Keller, C.P., Van Volkenburgh, E.
Plant physiology 1997 v.113 no.2 pp. 603-610
Nicotiana tabacum, leaves, cell growth, epinasty, dose response, acetic acid, ethylene, biosynthesis, naphthaleneacetic acid, aminooxyacetic acid, indole acetic acid
Interveinal strips (10 x 1.5 mm) excised from growing tobacco (Nicotiana tabacum L. cv Xanthi) leaves curled >300 degrees when incubated for 20 h in 5 to 500 micromolar alpha-naphthalene acetic acid or 50 to 500 micromolar indole-3-acetic acid. Epinasty was not induced without auxin or by the auxin analog beta-naphthalene acetic acid, and less substantial epinasty was induced in midrib and vein segments. Auxin treatment increased the length of both surfaces of strips. Curvature resulted from greater growth on the adaxial side. Epinastic sensitivity of strips to auxin appeared first in the distal third of young leaves (blade 4.5-6.0 cm).
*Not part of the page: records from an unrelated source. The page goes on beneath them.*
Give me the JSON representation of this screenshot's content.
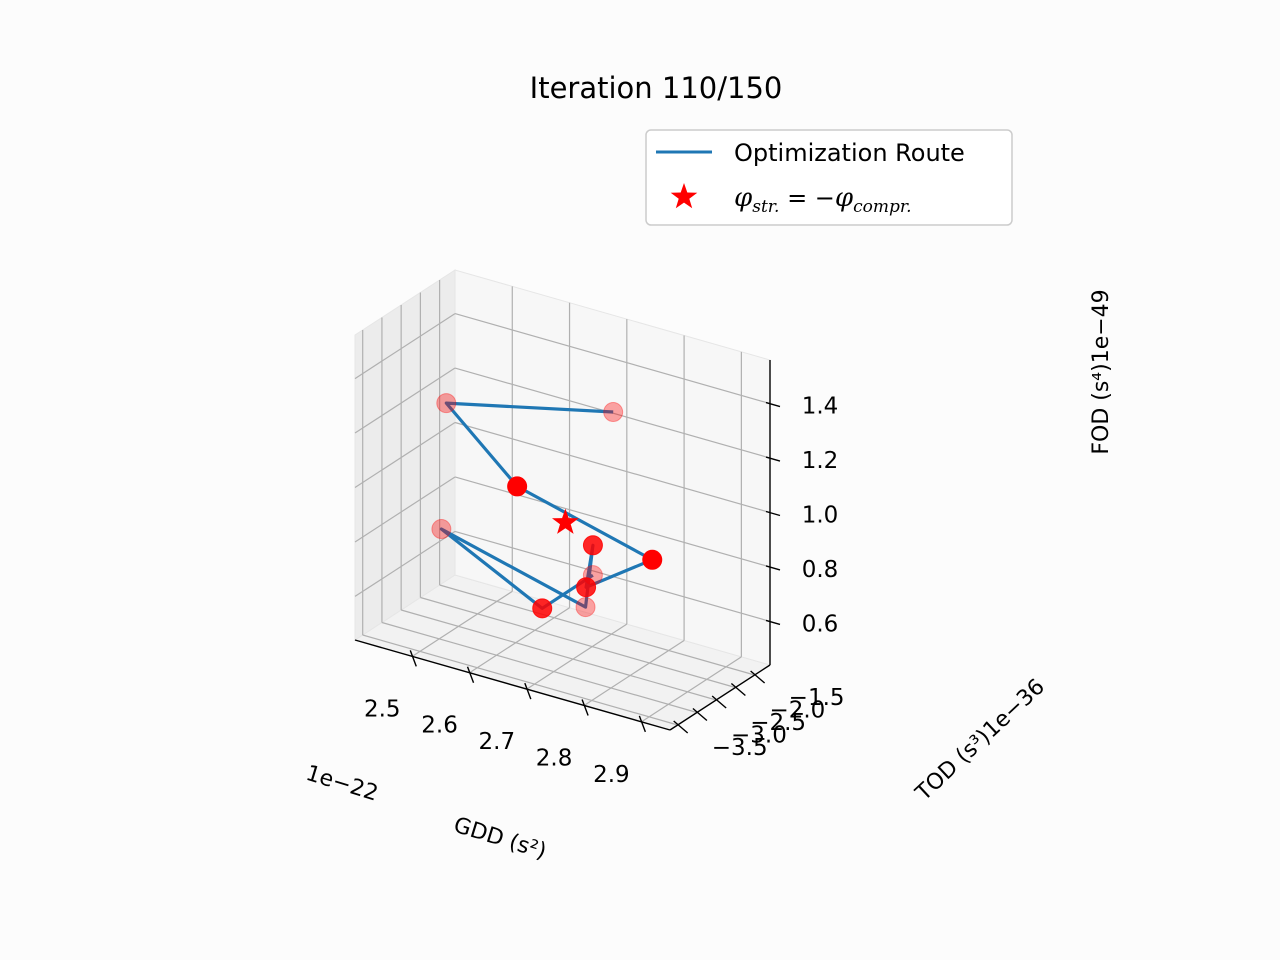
{
  "chart_data": {
    "type": "scatter",
    "title": "Iteration 110/150",
    "xlabel": "GDD (s²)",
    "ylabel": "TOD (s³)1e−36",
    "zlabel": "FOD (s⁴)1e−49",
    "x_offset_label": "1e−22",
    "x_ticks": [
      "2.5",
      "2.6",
      "2.7",
      "2.8",
      "2.9"
    ],
    "y_ticks": [
      "−1.5",
      "−2.0",
      "−2.5",
      "−3.0",
      "−3.5"
    ],
    "z_ticks": [
      "1.4",
      "1.2",
      "1.0",
      "0.8",
      "0.6"
    ],
    "grid": true,
    "legend_position": "top-right",
    "legend": {
      "route_label": "Optimization Route",
      "target_label": "φstr. = −φcompr."
    },
    "colors": {
      "route": "#1f77b4",
      "points": "#ff0000",
      "pane": "#f2f2f2",
      "grid": "#b0b0b0"
    },
    "route_points": [
      {
        "gdd": 2.74,
        "tod": -2.05,
        "fod": 1.33,
        "alpha": 0.35
      },
      {
        "gdd": 2.46,
        "tod": -2.22,
        "fod": 1.21,
        "alpha": 0.35
      },
      {
        "gdd": 2.62,
        "tod": -2.76,
        "fod": 1.05,
        "alpha": 1.0
      },
      {
        "gdd": 2.87,
        "tod": -2.97,
        "fod": 0.95,
        "alpha": 1.0
      },
      {
        "gdd": 2.78,
        "tod": -3.35,
        "fod": 0.83,
        "alpha": 0.85
      },
      {
        "gdd": 2.71,
        "tod": -2.13,
        "fod": 0.83,
        "alpha": 0.85
      },
      {
        "gdd": 2.73,
        "tod": -2.62,
        "fod": 0.66,
        "alpha": 0.35
      },
      {
        "gdd": 2.44,
        "tod": -2.05,
        "fod": 0.72,
        "alpha": 0.35
      },
      {
        "gdd": 2.69,
        "tod": -3.15,
        "fod": 0.68,
        "alpha": 0.85
      },
      {
        "gdd": 2.72,
        "tod": -2.28,
        "fod": 0.74,
        "alpha": 0.35
      }
    ],
    "target_point": {
      "gdd": 2.68,
      "tod": -2.4,
      "fod": 0.92
    }
  }
}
In older leaves (8-10 and 12-14 cm), the interveinal tissues throughout were sensitive, whereas in leaves 16- to 18-cm long, sensitivity was reduced in the distal two-thirds. Amino-oxyacetic acid (AOA), an ethylene biosynthesis inhibitor, partially inhibited epinasty at 100 micromolar. However, a poor correlation between inhibition of ethylene biosynthesis by AOA and its inhibition of curvature and the inability of ethylene to produce epinasty or to reverse the effects of AOA suggests that auxin-induced epinasty is not caused by auxin-induced ethylene production.